The sleep cycle is split into four stages: one stage of rapid eye movement (REM) and three non-REM stages, including "deep sleep," marked by slow brain waves. To test how these sleep stages impact our memories, the researchers asked 32 healthy young adults to learn 96 word-picture pairs — such as an action word linked to an image of an animal or plant — while their brain activity was recorded with an electroencephalogram (EEG), which monitors brain waves that wash over the surface of the brain.

The volunteers were then monitored with EEG as they slept overnight and had their recall tested the next morning. The researchers compared the before-and-after brain patterns using a technique called representational similarity analysis.
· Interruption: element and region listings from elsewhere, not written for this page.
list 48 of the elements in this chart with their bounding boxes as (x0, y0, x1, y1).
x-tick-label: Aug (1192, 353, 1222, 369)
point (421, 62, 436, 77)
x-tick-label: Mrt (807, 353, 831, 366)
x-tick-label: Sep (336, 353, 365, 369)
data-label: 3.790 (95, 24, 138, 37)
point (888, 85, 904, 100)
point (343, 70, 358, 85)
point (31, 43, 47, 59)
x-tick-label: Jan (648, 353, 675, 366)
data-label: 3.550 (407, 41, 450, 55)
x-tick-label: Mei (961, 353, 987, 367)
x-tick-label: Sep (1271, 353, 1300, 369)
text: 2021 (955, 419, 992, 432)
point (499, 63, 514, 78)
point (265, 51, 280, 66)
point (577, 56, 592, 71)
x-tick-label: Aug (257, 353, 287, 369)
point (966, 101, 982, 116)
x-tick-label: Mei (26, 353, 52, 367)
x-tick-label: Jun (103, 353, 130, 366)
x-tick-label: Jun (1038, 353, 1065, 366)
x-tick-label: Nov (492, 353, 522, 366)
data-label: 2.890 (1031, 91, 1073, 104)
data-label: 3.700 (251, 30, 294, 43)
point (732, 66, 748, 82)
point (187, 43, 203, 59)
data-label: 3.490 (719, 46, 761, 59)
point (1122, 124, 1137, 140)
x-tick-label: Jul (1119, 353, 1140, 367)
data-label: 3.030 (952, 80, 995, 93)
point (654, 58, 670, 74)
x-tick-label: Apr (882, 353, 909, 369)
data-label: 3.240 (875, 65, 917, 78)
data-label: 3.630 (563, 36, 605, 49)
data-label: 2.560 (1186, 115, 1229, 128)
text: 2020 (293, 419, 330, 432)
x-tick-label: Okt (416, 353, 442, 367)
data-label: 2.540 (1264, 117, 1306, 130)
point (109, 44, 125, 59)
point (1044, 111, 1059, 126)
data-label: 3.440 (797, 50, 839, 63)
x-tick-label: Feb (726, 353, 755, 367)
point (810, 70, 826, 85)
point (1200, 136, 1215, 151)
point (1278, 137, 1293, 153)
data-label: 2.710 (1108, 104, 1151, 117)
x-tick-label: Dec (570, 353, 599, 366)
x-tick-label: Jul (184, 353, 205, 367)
These data enabled the scientists to focus both on detailed memories tied to specific images — like a photo of a beagle — and on broader, categorical memories, covering all the animal images, for instance.

"By using EEG, we could track how brain activity linked to memories changed from before to after sleep," first study author Jing Liu, a research assistant professor at The Hong Kong Polytechnic University, told Live Science in an email.

The team uncovered a pattern: Brainwaves linked to the individual images weakened after sleep, while the broader category signals remained stable.

The shift was stronger when REM made up more of an individual's total sleep time, compared to deep sleep. Liu explained that this pattern suggests REM sleep may help the brain link new memories with what it already knows, while slow-wave sleep helps keep those memories in their original, more-detailed form.